深い生成モデルは、より効率的な代替としてタンパク質のコンホメーションを生成することを約束している。
本稿では,効率的なタンパク質コンホメーション生成のための新しいフレームワークとして構造言語モデリングを紹介する。
論文 参考訳(メタデータ) (2024-10-24T03:38:51Z) - EquiJump: Protein Dynamics Simulation via SO(3)-Equivariant Stochastic Interpolants [13.493198442811865]
EquiJumpは移動可能なSO(3)-同変モデルで、全原子タンパク質の動力学シミュレーションの時間ステップを直接ブリッジする。
提案手法は様々なサンプリング手法を達成し,高速な折りたたみタンパク質の軌道データに基づく既存のモデルと比較した。
論文 参考訳(メタデータ) (2024-10-12T23:22:49Z) - Conditional Generative Models for Simulation of EMG During Naturalistic
Movements [45.698312905115955]
本稿では、運動単位活性化電位波形を生成するために、逆向きに訓練された条件付き生成ニューラルネットワークを提案する。
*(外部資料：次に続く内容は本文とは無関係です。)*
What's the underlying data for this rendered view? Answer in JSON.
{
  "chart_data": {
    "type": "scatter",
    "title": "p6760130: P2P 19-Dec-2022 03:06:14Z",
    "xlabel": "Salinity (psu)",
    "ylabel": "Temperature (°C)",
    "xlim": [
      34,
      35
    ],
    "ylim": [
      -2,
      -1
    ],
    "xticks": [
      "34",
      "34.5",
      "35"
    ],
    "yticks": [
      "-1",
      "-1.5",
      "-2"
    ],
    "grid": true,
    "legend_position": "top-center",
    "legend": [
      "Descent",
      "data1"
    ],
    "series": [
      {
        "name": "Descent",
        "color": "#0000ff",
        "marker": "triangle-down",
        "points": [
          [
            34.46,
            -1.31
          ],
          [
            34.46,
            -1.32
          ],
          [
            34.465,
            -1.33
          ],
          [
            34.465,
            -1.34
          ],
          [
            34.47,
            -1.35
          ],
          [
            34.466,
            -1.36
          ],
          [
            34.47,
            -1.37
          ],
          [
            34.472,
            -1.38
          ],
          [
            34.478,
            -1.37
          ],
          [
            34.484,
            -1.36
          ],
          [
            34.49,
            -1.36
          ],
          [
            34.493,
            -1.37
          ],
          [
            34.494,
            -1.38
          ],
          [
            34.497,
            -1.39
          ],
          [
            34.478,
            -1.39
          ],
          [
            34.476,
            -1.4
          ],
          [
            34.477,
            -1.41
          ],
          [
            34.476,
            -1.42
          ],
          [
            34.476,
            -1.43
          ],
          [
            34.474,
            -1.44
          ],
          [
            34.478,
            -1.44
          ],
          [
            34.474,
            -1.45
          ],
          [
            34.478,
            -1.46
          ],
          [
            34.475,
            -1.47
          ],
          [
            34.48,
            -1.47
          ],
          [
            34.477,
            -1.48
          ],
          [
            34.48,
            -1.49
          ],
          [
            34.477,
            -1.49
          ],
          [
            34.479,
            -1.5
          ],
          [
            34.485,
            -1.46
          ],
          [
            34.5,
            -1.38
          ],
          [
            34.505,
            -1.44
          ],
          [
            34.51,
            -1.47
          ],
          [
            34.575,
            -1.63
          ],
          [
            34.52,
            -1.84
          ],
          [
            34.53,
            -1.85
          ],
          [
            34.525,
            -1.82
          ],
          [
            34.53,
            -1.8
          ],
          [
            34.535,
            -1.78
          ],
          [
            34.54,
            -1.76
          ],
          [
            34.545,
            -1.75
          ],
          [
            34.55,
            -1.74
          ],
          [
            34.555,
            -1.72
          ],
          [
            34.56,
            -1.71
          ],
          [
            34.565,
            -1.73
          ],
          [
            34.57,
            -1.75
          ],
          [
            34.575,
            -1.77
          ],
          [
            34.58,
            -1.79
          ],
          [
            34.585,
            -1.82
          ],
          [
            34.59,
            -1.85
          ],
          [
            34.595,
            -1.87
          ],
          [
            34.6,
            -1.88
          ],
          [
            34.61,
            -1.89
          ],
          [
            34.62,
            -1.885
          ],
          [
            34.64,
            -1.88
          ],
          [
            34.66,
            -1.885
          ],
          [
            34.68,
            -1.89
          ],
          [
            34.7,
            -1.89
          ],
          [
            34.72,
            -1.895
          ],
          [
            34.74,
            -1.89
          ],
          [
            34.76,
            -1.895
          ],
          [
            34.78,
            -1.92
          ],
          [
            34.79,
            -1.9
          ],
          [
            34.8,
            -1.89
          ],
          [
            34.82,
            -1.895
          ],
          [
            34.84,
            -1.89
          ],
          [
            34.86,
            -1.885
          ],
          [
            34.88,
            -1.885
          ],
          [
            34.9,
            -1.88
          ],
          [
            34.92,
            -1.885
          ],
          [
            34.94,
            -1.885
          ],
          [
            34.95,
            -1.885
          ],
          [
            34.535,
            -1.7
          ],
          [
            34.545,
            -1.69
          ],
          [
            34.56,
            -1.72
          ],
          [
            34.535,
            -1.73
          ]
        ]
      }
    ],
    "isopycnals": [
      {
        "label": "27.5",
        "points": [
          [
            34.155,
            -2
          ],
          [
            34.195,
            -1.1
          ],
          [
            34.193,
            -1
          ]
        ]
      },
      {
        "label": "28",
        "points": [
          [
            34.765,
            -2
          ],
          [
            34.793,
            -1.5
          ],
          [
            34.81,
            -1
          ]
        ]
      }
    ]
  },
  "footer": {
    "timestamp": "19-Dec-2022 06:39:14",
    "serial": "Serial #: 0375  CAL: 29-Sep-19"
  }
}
本研究では,より少ない数の数値モデルの出力を高い精度で予測的に補間できることを実証する。
論文 参考訳(メタデータ) (2022-11-03T14:49:02Z) - Euclideanizing Flows: Diffeomorphic Reduction for Learning Stable
Dynamical Systems [74.80320120264459]
本研究では、限られた数の人間の実演からそのような動きを学ぶためのアプローチを提案する。
複素運動は安定な力学系のロールアウトとして符号化される。
このアプローチの有効性は、確立されたベンチマーク上での検証と、現実世界のロボットシステム上で収集されたデモによって実証される。
論文 参考訳(メタデータ) (2020-05-27T03:51:57Z)
関連論文リストは本サイト内にある論文のタイトル・アブストラクトから自動的に作成しています。
指定された論文の情報です。
本サイトの運営者は本サイト(すべての情報・翻訳含む)の品質を保証せず、本サイト(すべての情報・翻訳含む)を使用して発生したあらゆる結果について一切の責任を負いません。